The accolade recognises the impact of researchers who are acting as thought leaders that push UK industry forward.

Professor Prodromakis holds a Royal Academy of Engineering Chair in Emerging Technologies in the Zepler Institute for Photonics and Nanoelectronics, and is the Principal Investigator of the FORTE programme, which is revamping modern electronic technologies with metal-oxide beyond-CMOS devices, known as memristors.

He also serves as the Director of the Lloyds Register Foundation International Consortium for Nanotechnology (ICoN), Co-Director of the UKRI Centre for Doctoral Training in Machine Intelligence for Nanoelectronic Devices and Systems (MINDS) and Director of the Centre for Electronics Frontiers at the University of Southampton, UK.

Professor Prodromakis says: "I am delighted to be appointed as a Fellow of the British Computer Society.

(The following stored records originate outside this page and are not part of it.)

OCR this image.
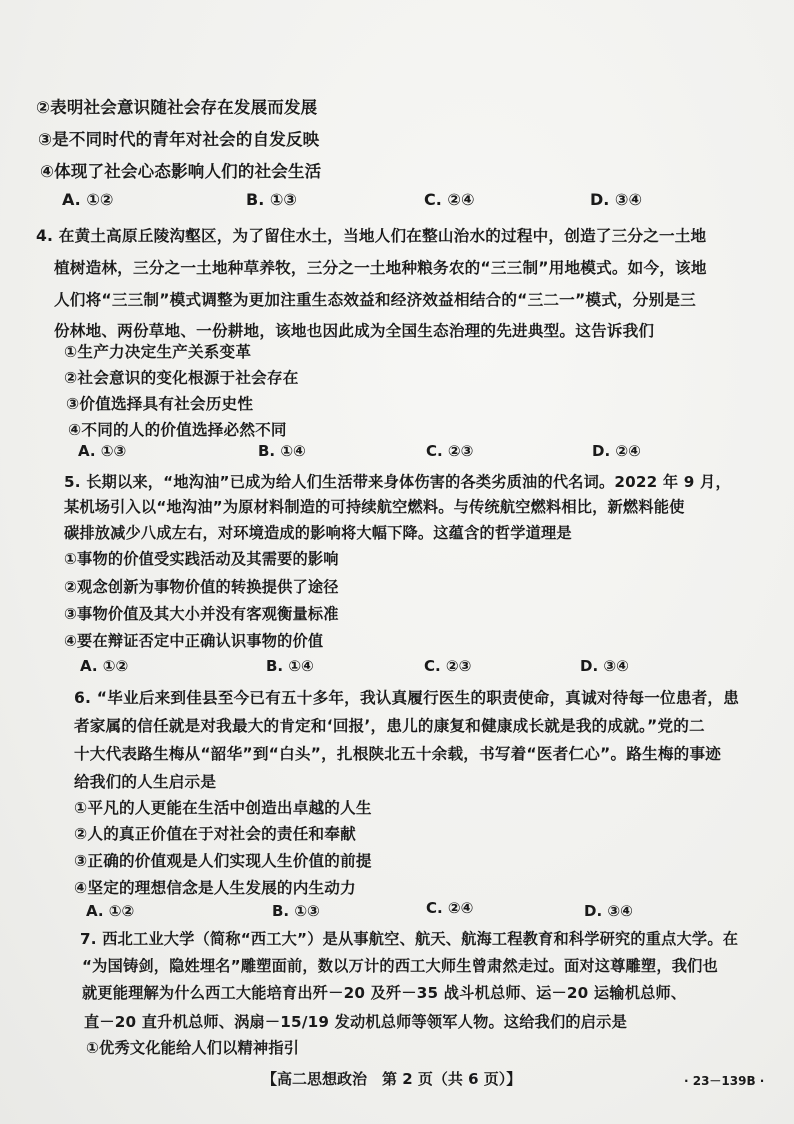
②表明社会意识随社会存在发展而发展
③是不同时代的青年对社会的自发反映
④体现了社会心态影响人们的社会生活
A. ①②	B. ①③	C. ②④	D. ③④
4. 在黄土高原丘陵沟壑区，为了留住水土，当地人们在整山治水的过程中，创造了三分之一土地
植树造林，三分之一土地种草养牧，三分之一土地种粮务农的“三三制”用地模式。如今，该地
人们将“三三制”模式调整为更加注重生态效益和经济效益相结合的“三二一”模式，分别是三
份林地、两份草地、一份耕地，该地也因此成为全国生态治理的先进典型。这告诉我们
①生产力决定生产关系变革
②社会意识的变化根源于社会存在
③价值选择具有社会历史性
④不同的人的价值选择必然不同
A. ①③	B. ①④	C. ②③	D. ②④
5. 长期以来，“地沟油”已成为给人们生活带来身体伤害的各类劣质油的代名词。2022 年 9 月，
某机场引入以“地沟油”为原材料制造的可持续航空燃料。与传统航空燃料相比，新燃料能使
碳排放减少八成左右，对环境造成的影响将大幅下降。这蕴含的哲学道理是
①事物的价值受实践活动及其需要的影响
②观念创新为事物价值的转换提供了途径
③事物价值及其大小并没有客观衡量标准
④要在辩证否定中正确认识事物的价值
A. ①②	B. ①④	C. ②③	D. ③④
6. “毕业后来到佳县至今已有五十多年，我认真履行医生的职责使命，真诚对待每一位患者，患
者家属的信任就是对我最大的肯定和‘回报’，患儿的康复和健康成长就是我的成就。”党的二
十大代表路生梅从“韶华”到“白头”，扎根陕北五十余载，书写着“医者仁心”。路生梅的事迹
给我们的人生启示是
①平凡的人更能在生活中创造出卓越的人生
②人的真正价值在于对社会的责任和奉献
③正确的价值观是人们实现人生价值的前提
④坚定的理想信念是人生发展的内生动力
A. ①②	B. ①③	C. ②④	D. ③④
7. 西北工业大学（简称“西工大”）是从事航空、航天、航海工程教育和科学研究的重点大学。在
“为国铸剑，隐姓埋名”雕塑面前，数以万计的西工大师生曾肃然走过。面对这尊雕塑，我们也
就更能理解为什么西工大能培育出歼－20 及歼－35 战斗机总师、运－20 运输机总师、
直－20 直升机总师、涡扇－15/19 发动机总师等领军人物。这给我们的启示是
①优秀文化能给人们以精神指引
【高二思想政治　第 2 页（共 6 页）】	· 23－139B ·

This award comes at a timely moment, with the establishment of our new Centre for Electronics Frontiers, and is a recognition of our researchers efforts to develop more efficient computing architectures for embedding AI everywhere."

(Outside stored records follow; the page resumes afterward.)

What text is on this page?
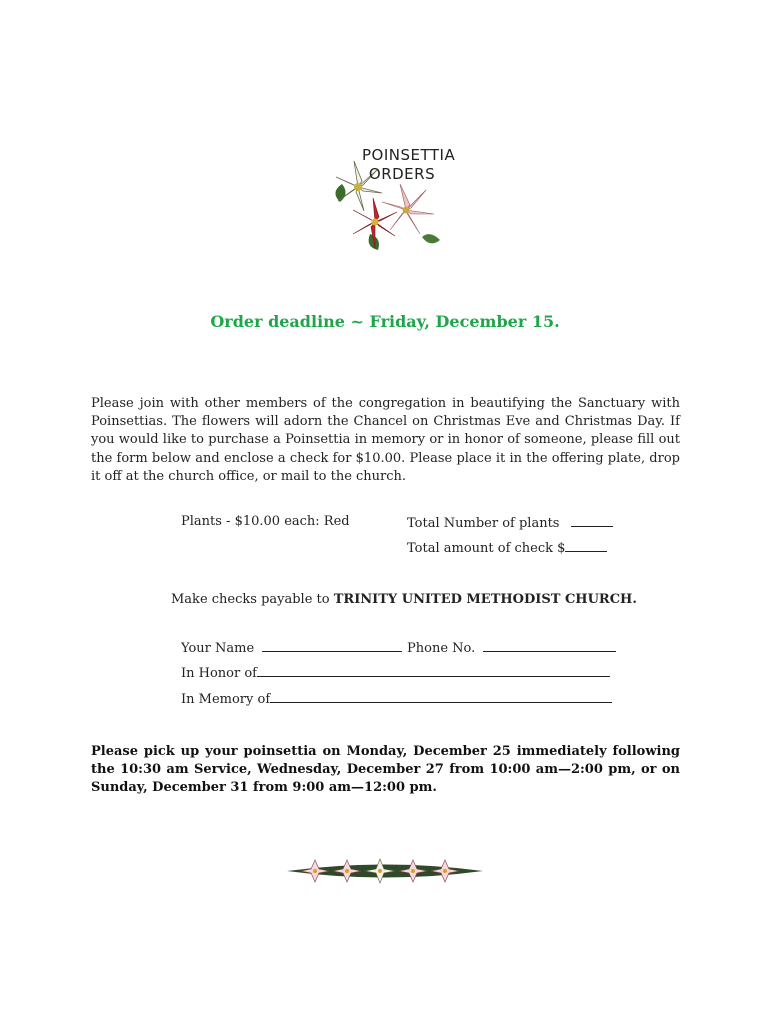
POINSETTIA
ORDERS
Order deadline ~ Friday, December 15.
Please join with other members of the congregation in beautifying the Sanctuary with Poinsettias. The flowers will adorn the Chancel on Christmas Eve and Christmas Day. If you would like to purchase a Poinsettia in memory or in honor of someone, please fill out the form below and enclose a check for $10.00. Please place it in the offering plate, drop it off at the church office, or mail to the church.
Plants - $10.00 each: Red	Total Number of plants
Total amount of check $
Make checks payable to TRINITY UNITED METHODIST CHURCH.
Your Name	Phone No.
In Honor of
In Memory of
Please pick up your poinsettia on Monday, December 25 immediately following the 10:30 am Service, Wednesday, December 27 from 10:00 am—2:00 pm, or on Sunday, December 31 from 9:00 am—12:00 pm.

The Centre for Electronics Frontiers brings together diverse expertise ranging from materials science and electronic devices to circuits and systems for transforming modern society through technology.

Professor Prodromakis was awarded his Chair in Emerging Technologies in 2019, following the award of a Royal Society Industry Fellowship in 2017. He is Fellow of the Royal Society of Chemistry, the Institution of Engineering and Technology (IET) and the Institute of Physics.

He is an Adjunct Professor at UTS Australia, visiting Professor at the Department of Microelectronics and Nanoelectronics at Tsinghua University, and Honorary Fellow at Imperial College London.

In 2015, he established ArC Instruments Ltd that delivers high-performance testing infrastructure for automating characterisation of novel nanodevices in over 17 countries and in 2019 he founded SoneT.ai that is building new power-efficient hardware solutions.